Re: Route cache performance under stress

"David S. Miller" <davem@redhat.com> · Thu, 22 May 2003 22:42:49 -0700 (PDT)

   From: Jamal Hadi <hadi@shell.cyberus.ca>
   Date: Wed, 21 May 2003 09:03:19 -0400 (EDT)

   On Tue, 20 May 2003, David S. Miller wrote:

   > Forward looking, Alexey and myself plan to extend the per-cpu flow
   > cache we designed for IPSEC policy lookups to apply to routing
   > and socket lookup.  There are two reasons to make this:
   >
   > 1) Per-cpu'ness.

   IPIs to synchronize?

It is a good question.  IPIs are one way to coorindate a flush or
state synchronization.

But this method is perhaps overblown for things like netfilter and
IPSEC policy configuration changes.

One way we can deal with those is via a generation count.  Any time
you insert/delete a netfilter or IPSEC policy rule, it potentially
affects each and every flow cache entry.  So bumping the generation
cound and checking this at flow lookup time is how we solve that
problem.

It is the same thing to do to handle routing table changes as well.
Anyways, this is what net/core/flow.c supports now.

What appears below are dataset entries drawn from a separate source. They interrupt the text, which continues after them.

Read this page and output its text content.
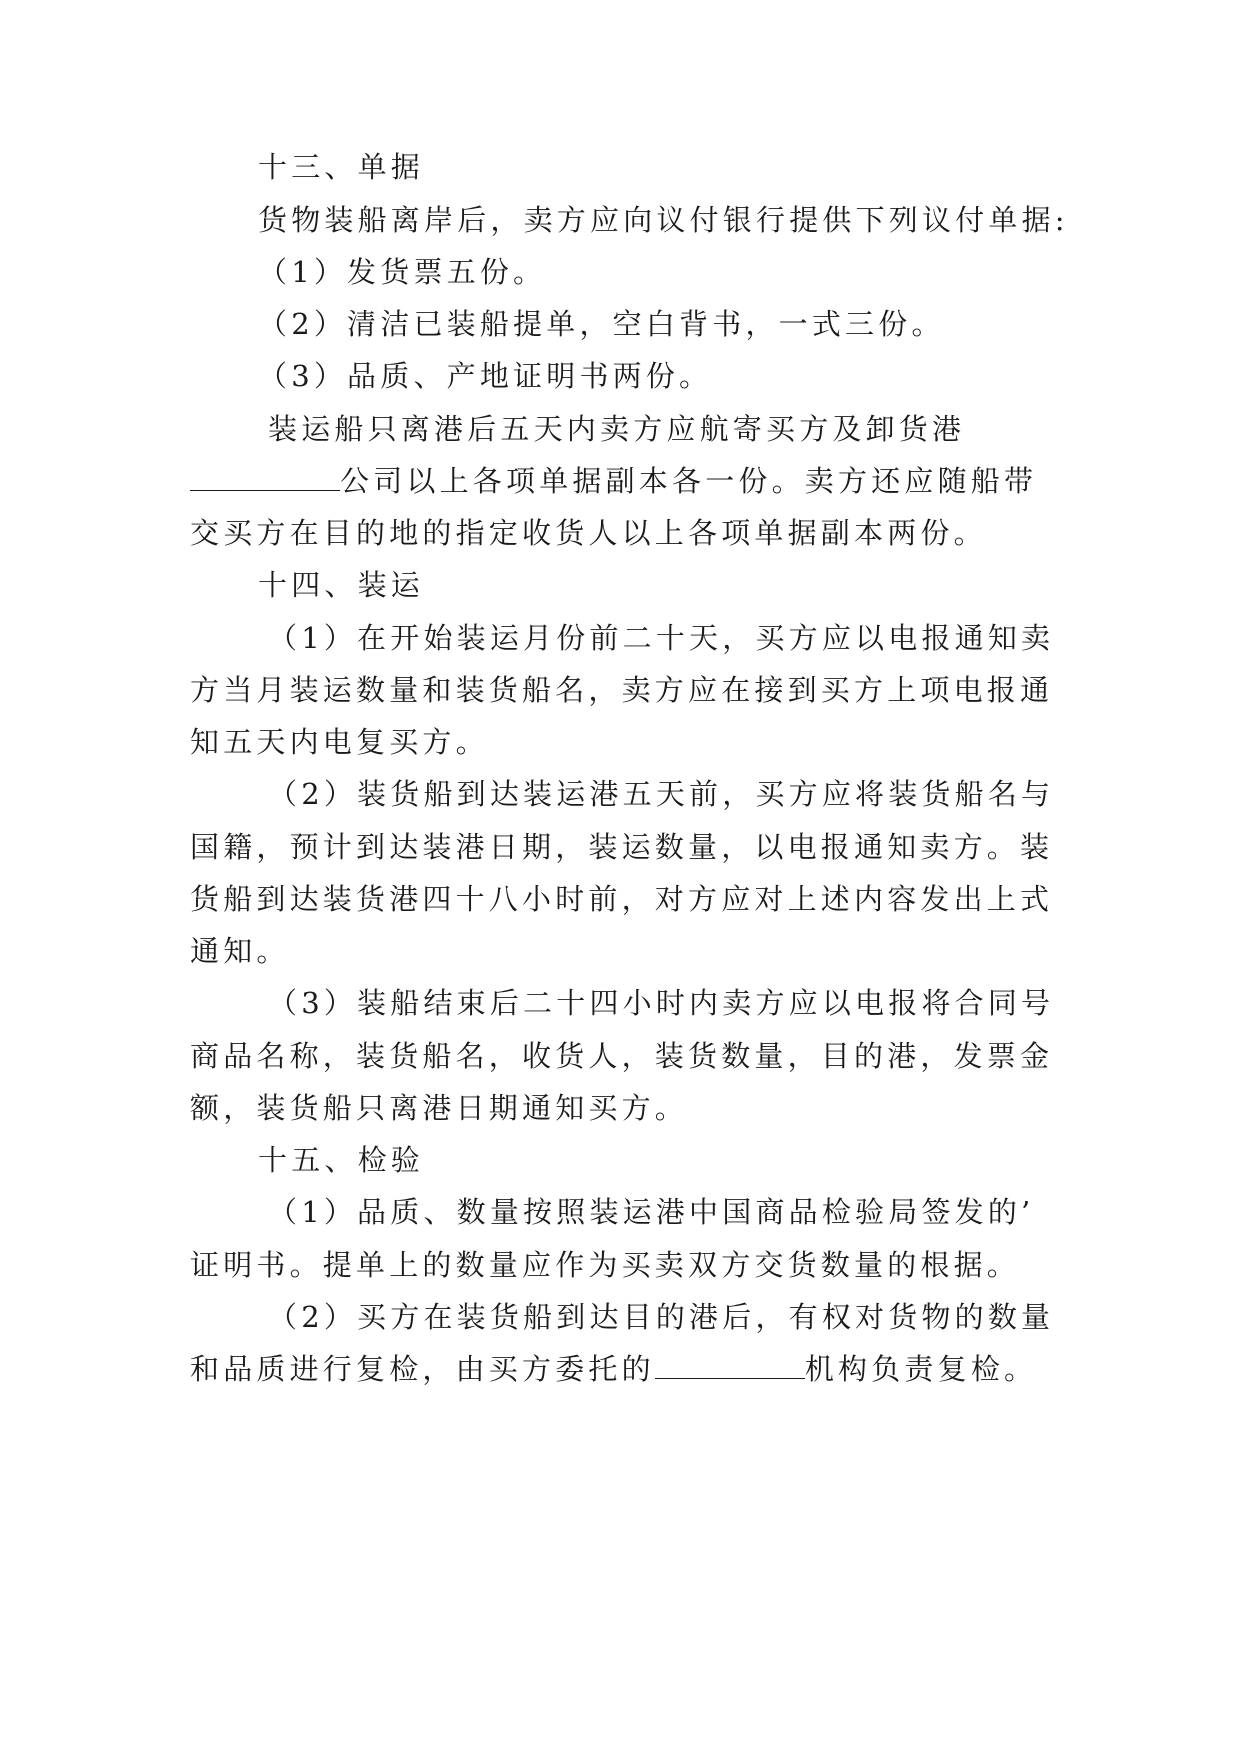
十三、单据
货物装船离岸后，卖方应向议付银行提供下列议付单据:
（1）发货票五份。
（2）清洁已装船提单，空白背书，一式三份。
（3）品质、产地证明书两份。
装运船只离港后五天内卖方应航寄买方及卸货港
公司以上各项单据副本各一份。卖方还应随船带
交买方在目的地的指定收货人以上各项单据副本两份。
十四、装运
（1）在开始装运月份前二十天，买方应以电报通知卖
方当月装运数量和装货船名，卖方应在接到买方上项电报通
知五天内电复买方。
（2）装货船到达装运港五天前，买方应将装货船名与
国籍，预计到达装港日期，装运数量，以电报通知卖方。装
货船到达装货港四十八小时前，对方应对上述内容发出上式
通知。
（3）装船结束后二十四小时内卖方应以电报将合同号
商品名称，装货船名，收货人，装货数量，目的港，发票金
额，装货船只离港日期通知买方。
十五、检验
（1）品质、数量按照装运港中国商品检验局签发的’
证明书。提单上的数量应作为买卖双方交货数量的根据。
（2）买方在装货船到达目的港后，有权对货物的数量
和品质进行复检，由买方委托的	机构负责复检。
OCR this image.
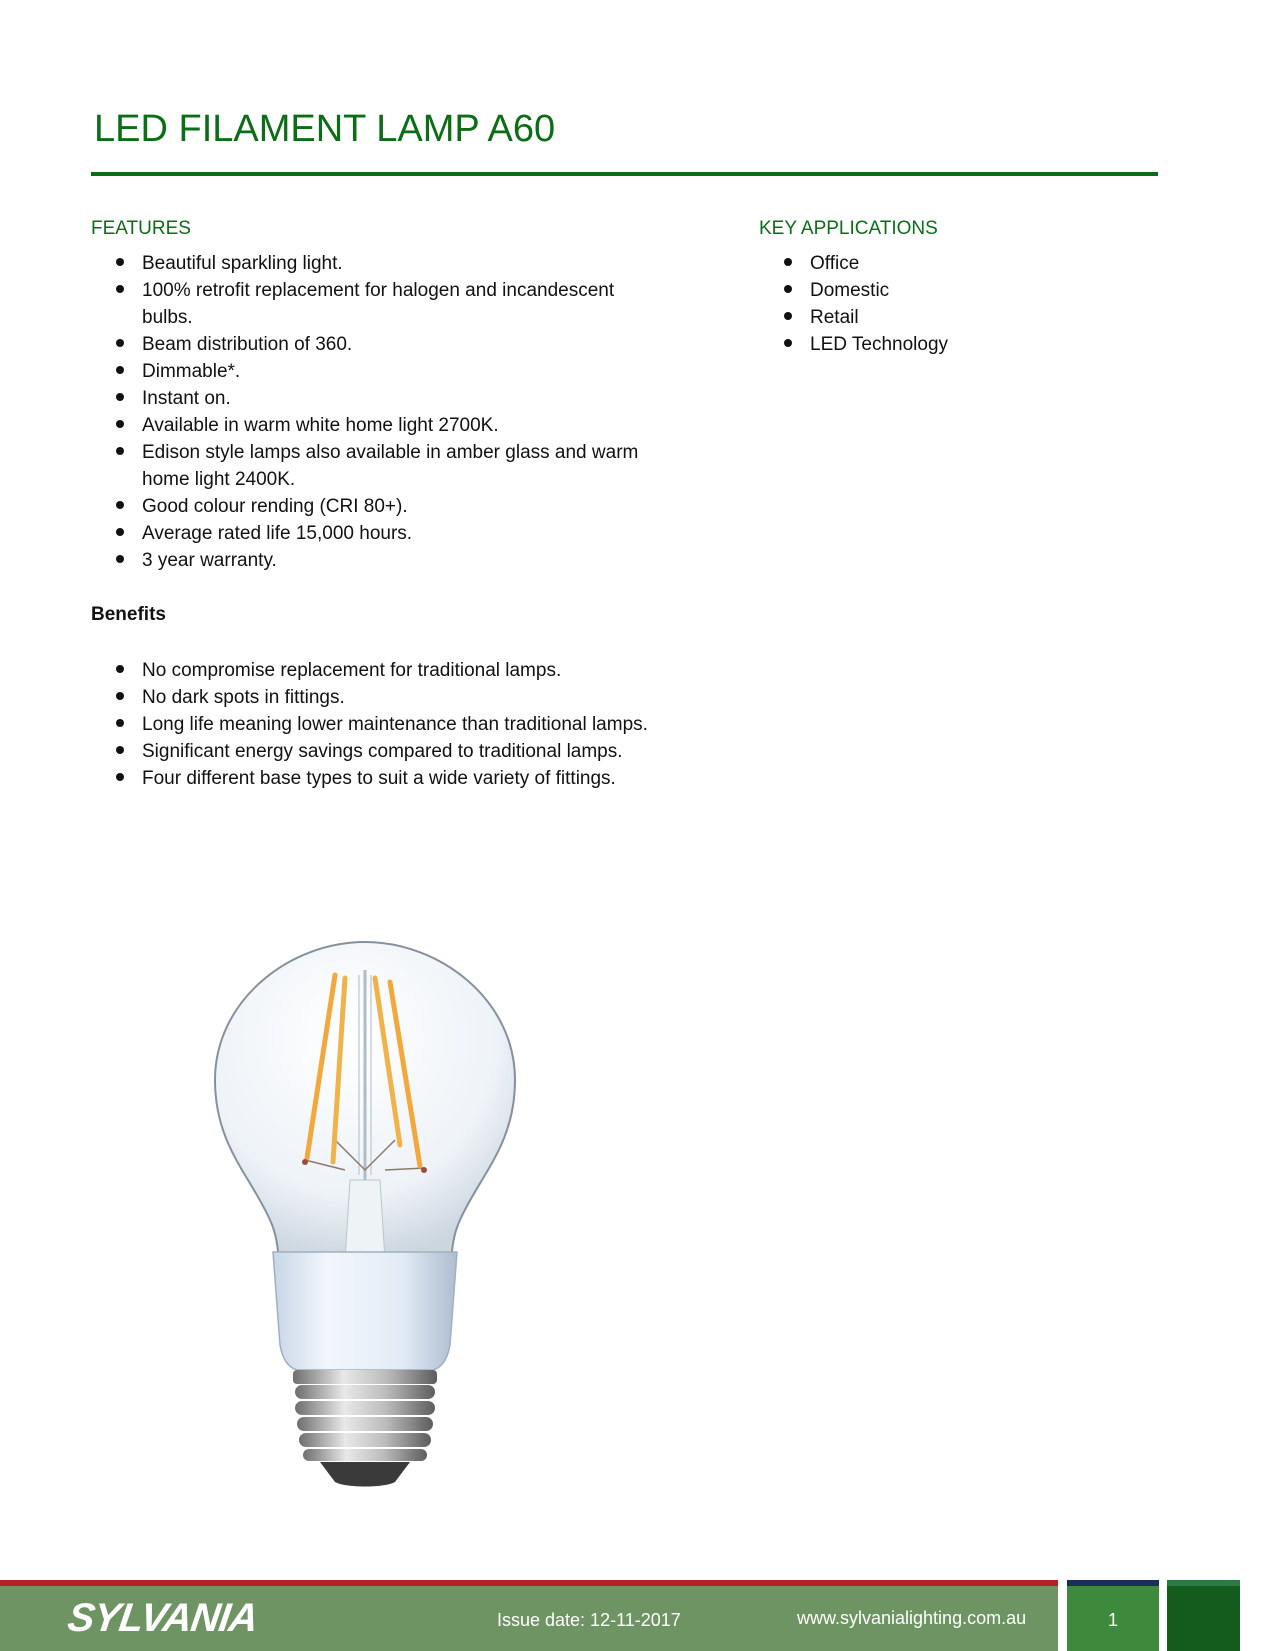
LED FILAMENT LAMP A60
FEATURES
Beautiful sparkling light.
100% retrofit replacement for halogen and incandescent bulbs.
Beam distribution of 360.
Dimmable*.
Instant on.
Available in warm white home light 2700K.
Edison style lamps also available in amber glass and warm home light 2400K.
Good colour rending (CRI 80+).
Average rated life 15,000 hours.
3 year warranty.
KEY APPLICATIONS
Office
Domestic
Retail
LED Technology
Benefits
No compromise replacement for traditional lamps.
No dark spots in fittings.
Long life meaning lower maintenance than traditional lamps.
Significant energy savings compared to traditional lamps.
Four different base types to suit a wide variety of fittings.
SYLVANIA	Issue date: 12-11-2017	www.sylvanialighting.com.au	1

Where this model does not fit is for sockets.  They tend to change the
state of exactly one flow.  We will need mechanisms by which to handle
this.

But, there is a flaw with the generation count scheme... One thing
Alexey has reminded me is that you can't defer cache flushing to
lookup time, because if traffic stops then the whole engine deadlocks
since nothing will release the references inside of the flow cache.

This brings me to another topic which is attempting to even avoid
the reference counting.  This is a very difficult problem, but the
benefits are large, it means that all the data can be shared by
cpus read-only because no writes occur to grab the reference to the
object the flow cache entry points to (socket, route, netfilter rule,
IPSEC policy, etc.)

   > 2) Input route lookup turns into a "flow" lookup and thus may
   >    give you a TCP socket, for example.  It is the most exciting
   >    part of this work.

   For packets that are being forwarded or even host bound, why start at
   routing?

It is just how I describe where this occurs.  It has nothing to
do with routing.  Route lookups just so happen to be the first
thing we do when we receive an IPv4 packet :-)

   This should be done much further below.

I don't understand, what I have described is as far into tbe basement
as one can possibly go :-)  If you go any deeper, you do not know
how even to parse the packet.

   This also gives you opportunity to drop early. A flow index could be
   created there that could be used to index into the route table for
   example. Maybe routing by fwmark would then make sense.

Flow is made up of protocol specific details.  Please look to
include/net/flow.h:struct flowi, it is how we describe the identity of
what I am calling a flow.

   Also the structure itself had the grandiose view that routing is
   the mother of them all i.e you "fit everything around routing" not
   "fit routing around other things".

Routing describes the virtual path a packet takes within the
stack.  It tells us what to do with packet, therefore it in fact
is "mother of them all".  It is all that networking stack does. :-)

Show me some example where you are describing how the stack will
handle a packet and that this is not some form of routing :-)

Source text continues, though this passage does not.